Smith defended the government's efforts to bring in new freshwater standards, saying they matched and in some respects
were more demanding than those applied in Europe, and that in his international search for policies to draw on, he had
found very little guidance and considerable interest in what New Zealand is attempting.
After gazetting, regional councils will have until March 31, 2018 to set preliminary regional targets for their
waterways and until the end of next year to finalise their contribution.
While public attention had focused on e. coli levels, the biggest challenge facing New Zealand waterways was in fact the
rising level of nitrification, at a time when most other indicators of waterway health were showing improvement.
In a dig at the Labour water charging announcements, Smith suggested that if the charge for water were set at 10 cents a
litre, it would make the cost of a bottle of milk $40 since it takes 4000 litres of water to produce one litre of milk,
earning a shout of "rubbish, Nick" from Labour water spokesman David Parker, seated in the audience.
Labour is proposing a cents per litre charge for pristine bottled water but a much lower charge based on cents per
thousand litres (or cubic metre). Parker has indicated today that if the 5 billion cumecs (cubic metres per second) of
water used annually for irrigation attracted a 1 cent per cumec charge, that would raise $50 million, which would be
returned to regional councils and used to settle Maori claims to freshwater rights under the Treaty of Waitangi.

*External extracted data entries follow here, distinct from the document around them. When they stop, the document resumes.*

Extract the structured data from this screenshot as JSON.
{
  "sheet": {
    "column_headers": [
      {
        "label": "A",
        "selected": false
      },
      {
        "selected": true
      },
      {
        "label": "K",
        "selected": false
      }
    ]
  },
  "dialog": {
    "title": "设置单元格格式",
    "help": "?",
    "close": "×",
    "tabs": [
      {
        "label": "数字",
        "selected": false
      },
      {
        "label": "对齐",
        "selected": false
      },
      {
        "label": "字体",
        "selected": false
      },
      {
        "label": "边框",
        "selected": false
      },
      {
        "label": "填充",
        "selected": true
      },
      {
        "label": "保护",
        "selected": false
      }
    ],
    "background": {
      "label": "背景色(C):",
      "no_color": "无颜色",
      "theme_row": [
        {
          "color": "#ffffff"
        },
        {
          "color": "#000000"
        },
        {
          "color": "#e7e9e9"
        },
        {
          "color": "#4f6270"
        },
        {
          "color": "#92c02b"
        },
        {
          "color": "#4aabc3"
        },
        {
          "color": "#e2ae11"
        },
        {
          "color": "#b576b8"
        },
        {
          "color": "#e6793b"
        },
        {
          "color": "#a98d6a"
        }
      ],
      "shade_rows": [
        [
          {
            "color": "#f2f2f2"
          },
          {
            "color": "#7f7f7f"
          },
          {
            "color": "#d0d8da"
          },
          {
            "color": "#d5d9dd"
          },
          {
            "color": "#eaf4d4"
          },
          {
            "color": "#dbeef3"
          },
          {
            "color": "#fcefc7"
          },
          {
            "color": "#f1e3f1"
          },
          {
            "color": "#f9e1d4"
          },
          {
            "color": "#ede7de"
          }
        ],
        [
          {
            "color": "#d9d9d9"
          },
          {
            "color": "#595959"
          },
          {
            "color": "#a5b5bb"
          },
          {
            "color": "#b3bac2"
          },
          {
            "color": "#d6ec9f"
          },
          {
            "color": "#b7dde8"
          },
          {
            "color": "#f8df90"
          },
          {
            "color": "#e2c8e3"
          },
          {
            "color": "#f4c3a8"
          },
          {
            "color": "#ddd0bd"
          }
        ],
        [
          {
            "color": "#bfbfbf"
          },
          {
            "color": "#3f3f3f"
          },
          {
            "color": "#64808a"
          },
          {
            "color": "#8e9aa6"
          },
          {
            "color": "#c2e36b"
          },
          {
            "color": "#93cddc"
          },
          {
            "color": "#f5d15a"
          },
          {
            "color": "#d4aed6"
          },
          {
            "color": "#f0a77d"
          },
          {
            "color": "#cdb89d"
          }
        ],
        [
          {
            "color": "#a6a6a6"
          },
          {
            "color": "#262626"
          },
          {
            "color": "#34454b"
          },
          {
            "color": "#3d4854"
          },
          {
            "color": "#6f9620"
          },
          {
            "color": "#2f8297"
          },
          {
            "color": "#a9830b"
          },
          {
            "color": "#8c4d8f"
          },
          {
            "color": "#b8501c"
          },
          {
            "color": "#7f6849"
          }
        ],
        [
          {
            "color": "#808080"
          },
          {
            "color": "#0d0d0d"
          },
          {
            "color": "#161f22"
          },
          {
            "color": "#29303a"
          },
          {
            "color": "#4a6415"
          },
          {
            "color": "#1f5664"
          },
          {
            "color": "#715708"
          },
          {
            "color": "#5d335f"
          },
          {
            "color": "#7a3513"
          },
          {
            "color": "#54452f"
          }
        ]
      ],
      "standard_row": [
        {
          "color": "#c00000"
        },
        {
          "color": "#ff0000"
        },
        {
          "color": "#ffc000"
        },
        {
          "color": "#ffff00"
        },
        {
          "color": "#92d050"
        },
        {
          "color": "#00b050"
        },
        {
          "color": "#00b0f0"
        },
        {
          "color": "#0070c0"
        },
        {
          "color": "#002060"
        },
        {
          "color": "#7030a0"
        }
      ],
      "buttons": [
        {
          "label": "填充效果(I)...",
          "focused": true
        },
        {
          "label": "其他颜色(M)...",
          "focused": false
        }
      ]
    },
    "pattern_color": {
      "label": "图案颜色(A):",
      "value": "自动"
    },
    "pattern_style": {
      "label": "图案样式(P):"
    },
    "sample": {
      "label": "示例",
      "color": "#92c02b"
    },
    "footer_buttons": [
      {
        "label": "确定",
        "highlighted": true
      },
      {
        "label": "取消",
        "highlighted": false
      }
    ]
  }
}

An earlier session of the conference heard a more fundamental challenge to New Zealand farming than a charge for water.
Rosie Bosworth, a strategic planner at the consultancy Rethink X produced a series of real-world examples of food
production techniques that are being commercialised and would not only slash water and land use but challenge the
ongoing use of animals to produce meat, wool, and fibre within the next decade.
She criticised New Zealand's various agricultural sectors for failing to collaborate on responses to this challenge,
saying it there had been "enough f...ing around".
"Do it tomorrow because we have got about five years before this hits our shores like a massive tsunami."